Experts in the field have called for additional rigorous testing to ensure that AI tools can make reliable health decisions. Dr. John Mafi, an associate professor of medicine and primary care physician at UCLA Health, emphasized the need for controlled trials before deploying chatbots for critical health interventions. Both Dr. Mafi and Dr. Ramaswamy have observed that many patients are increasingly turning to AI for medical inquiries due to its accessibility and the absence of limitations on the number of questions that can be posed.
The study revealed that many health-related inquiries via ChatGPT occur outside regular medical hours, with over half a million messages weekly coming from individuals living more than 30 minutes away from a hospital. Dr. Ramaswamy noted the constraints of traditional medical consultations, where physicians cannot address every question within the limited time available during appointments.

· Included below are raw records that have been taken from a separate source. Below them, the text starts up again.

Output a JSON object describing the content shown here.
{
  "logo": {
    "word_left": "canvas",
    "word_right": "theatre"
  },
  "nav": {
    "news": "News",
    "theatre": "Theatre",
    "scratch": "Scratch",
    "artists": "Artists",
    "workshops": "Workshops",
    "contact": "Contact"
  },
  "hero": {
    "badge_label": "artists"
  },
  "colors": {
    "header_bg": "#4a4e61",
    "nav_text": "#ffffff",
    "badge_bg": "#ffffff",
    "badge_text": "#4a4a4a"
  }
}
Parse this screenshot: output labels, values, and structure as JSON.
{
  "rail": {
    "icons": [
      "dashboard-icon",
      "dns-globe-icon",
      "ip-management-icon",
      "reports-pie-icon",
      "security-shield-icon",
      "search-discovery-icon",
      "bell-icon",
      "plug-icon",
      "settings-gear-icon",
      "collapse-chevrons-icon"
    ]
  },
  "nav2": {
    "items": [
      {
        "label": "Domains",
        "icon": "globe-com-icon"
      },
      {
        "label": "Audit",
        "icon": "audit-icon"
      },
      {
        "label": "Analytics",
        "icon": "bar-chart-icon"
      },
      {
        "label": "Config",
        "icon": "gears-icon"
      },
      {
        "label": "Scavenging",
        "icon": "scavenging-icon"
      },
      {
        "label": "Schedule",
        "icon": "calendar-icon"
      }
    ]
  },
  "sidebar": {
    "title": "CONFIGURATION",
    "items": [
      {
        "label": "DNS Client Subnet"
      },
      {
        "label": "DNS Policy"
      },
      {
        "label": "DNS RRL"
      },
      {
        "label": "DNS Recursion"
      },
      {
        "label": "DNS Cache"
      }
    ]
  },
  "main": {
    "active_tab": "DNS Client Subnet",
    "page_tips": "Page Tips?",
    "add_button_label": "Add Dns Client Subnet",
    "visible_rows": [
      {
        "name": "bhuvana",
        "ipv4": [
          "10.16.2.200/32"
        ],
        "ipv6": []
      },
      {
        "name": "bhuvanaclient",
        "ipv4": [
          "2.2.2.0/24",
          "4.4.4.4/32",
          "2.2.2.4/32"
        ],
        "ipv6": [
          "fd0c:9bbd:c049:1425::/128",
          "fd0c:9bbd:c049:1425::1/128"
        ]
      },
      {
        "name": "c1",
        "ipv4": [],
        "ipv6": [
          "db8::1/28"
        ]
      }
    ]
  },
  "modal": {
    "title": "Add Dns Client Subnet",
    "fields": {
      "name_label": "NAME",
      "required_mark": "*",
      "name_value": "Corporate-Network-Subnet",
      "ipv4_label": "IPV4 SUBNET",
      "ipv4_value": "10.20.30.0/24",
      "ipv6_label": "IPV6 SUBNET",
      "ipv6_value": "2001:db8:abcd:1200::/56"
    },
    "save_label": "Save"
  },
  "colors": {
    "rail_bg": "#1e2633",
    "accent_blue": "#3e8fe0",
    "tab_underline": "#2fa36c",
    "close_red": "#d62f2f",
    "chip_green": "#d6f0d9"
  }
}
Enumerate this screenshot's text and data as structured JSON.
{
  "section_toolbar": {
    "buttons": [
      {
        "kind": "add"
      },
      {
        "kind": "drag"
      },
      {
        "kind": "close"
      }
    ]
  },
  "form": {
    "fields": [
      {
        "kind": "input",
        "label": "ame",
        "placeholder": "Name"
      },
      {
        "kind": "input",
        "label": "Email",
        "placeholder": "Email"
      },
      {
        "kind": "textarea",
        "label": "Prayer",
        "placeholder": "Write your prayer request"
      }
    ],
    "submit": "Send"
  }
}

Despite the potential benefits of AI in healthcare, Dr. Ramaswamy cautioned against relying solely on AI in emergency situations. He suggested that using AI in conjunction with professional medical advice can help mitigate risks. The collaboration between technology and healthcare sectors is essential for developing safer AI products.
The study underscores the urgent need for further evaluation of AI systems in healthcare settings to ensure they can provide safe and effective support. As Monica Agrawal, an assistant professor of biostatistics and bioinformatics at Duke University, noted, there are significant disparities between AI performance on medical examinations and actual clinical practice. She pointed out that users often provide ambiguous information, which can lead to biased or misleading responses.
While AI tools can enhance patient care, experts agree that they are not substitutes for professional medical advice. Dr. Ethan Goh, executive director of ARISE, an AI research network, reiterated that AI can provide valuable support, but it is crucial to understand its limitations.
Looking forward, the integration of AI into healthcare systems presents both opportunities and challenges. As these technologies continue to evolve, ensuring their reliability and safety will be paramount in creating effective patient-AI-doctor relationships, particularly in underserved areas.